6. Lines 251-2: Changed to “iron chelators slow or prevent”.

 

Reviewer 2 Report

This article entitled “Effects of deferasirox in Alzheimer’s disease and tauopathy animal models”, describes effect of deferasirox on iron levels, which aggregates tau, or tau aggregation inhabitation. Overall, this reviewer feels this is an interesting study and suggests acceptance of this article to vaccines with minor revision.

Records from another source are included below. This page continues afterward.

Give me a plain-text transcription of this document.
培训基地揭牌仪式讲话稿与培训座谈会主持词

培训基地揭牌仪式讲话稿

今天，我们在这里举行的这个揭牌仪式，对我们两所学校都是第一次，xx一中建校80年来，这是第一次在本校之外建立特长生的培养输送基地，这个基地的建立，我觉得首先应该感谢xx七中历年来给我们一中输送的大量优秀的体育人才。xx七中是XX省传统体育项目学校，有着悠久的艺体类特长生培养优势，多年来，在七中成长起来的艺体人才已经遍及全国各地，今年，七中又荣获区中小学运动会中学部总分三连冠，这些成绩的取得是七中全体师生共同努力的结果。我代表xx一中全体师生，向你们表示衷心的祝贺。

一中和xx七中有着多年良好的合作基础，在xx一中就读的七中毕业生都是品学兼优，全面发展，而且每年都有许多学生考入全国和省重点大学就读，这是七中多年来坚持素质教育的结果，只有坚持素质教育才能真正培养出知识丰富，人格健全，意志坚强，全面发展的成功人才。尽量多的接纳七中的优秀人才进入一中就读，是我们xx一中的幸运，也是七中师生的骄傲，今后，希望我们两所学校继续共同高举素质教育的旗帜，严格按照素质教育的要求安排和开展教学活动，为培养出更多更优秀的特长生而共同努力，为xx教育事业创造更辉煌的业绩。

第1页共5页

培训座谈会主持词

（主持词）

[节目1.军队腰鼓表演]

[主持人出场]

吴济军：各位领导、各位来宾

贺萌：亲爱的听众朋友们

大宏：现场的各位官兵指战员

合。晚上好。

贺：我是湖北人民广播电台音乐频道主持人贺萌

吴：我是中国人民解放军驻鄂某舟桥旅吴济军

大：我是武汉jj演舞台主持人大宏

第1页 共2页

The crucial point is rewriting the introductory part by proper connection and relevant references for Iron, hydrogen peroxide and their role in AD via Fenton reaction. This will give readers a proper idea of Iron levels and their role in AD. Even one general figure with all these factors would be of great value.  

Author Response

Response: Thank you for your positive comments. We have added a figure and information to the second paragraph of the introduction on roles of iron and hydrogen peroxide in AD via Fenton reaction, as follows:

1. Lines 36-9: Changed to “Fe³⁺ binds tau and induces its aggregation in NFTs and induction of heme oxygenase-1, which is upregulated in AD and may lead to metabolism of heme from damaged mitochondria, releasing Fe²⁺ [11].”
2. Lines 39-40: Changed to “Fe²⁺ increases free radicals and can induce aggregation of Aβ and hyperphosphorylated tau protein”.
3. Lines 43-5: Added “By Fenton reaction, amyloid binds Fe³⁺ and reduces it to Fe²⁺, and then binds O₂ and converts it, using Fe²⁺, to H₂O₂ (Figure 1) [18].”
4. Figure 1: We added a figure to show some interactions of iron with AD pathology, including tau, NFT, plaques, hydrogen peroxide, and Fenton reaction.

Reviewer 3 Report

The manuscript "Effects of deferasirox in Alzheimer’s disease and tauopathy animal models" by Kwan et al. reports the research on the influence of deferasirox (an oral iron chelator, already used in the treatment of iron overload) on behavior and memory, as well as on hyperphosphorylated tau protein in brains of transgenic mice being the model for Alzheimer's disease. The results suggest that deferasirox may decrease the levels of hyperphosphorylated tau in mice brains. Although the reader cannot say that other parameters were improved due to treatment, it is essential to publish such results in case other researchers want to optimize this research.

Minor suggestions:

1. It could be beneficial to read in the manuscript the reasoning for the chosen dose of the drug.
2. Abstract, line 14: it would be useful to add the word "human" before APP and tau. It is crucial because mouse and human APP and tau have different sequences and, thus, properties.
3. Line 107: the unit of the distance between sections should be corrected.

Author Response

Response: Thank you for your positive comments. We have made the following changes:

1. Section 2.1, paragraph 2, lines 82-5: We added a rationale for choosing the dose: “The dose was determined so that it was equivalent to a daily dose of 17-27 mg/kg (for mice weighing 40-25 g): within the 5-30 mg/kg daily range used in a study in humans [25], and tolerable when compared to 71 mg/kg daily used in a shorter-term (2 month) study in mice [26].”
2. Lines 14-5: We added the word “human” before APP and tau.
3. Line 122: We corrected the unit of distance between sections.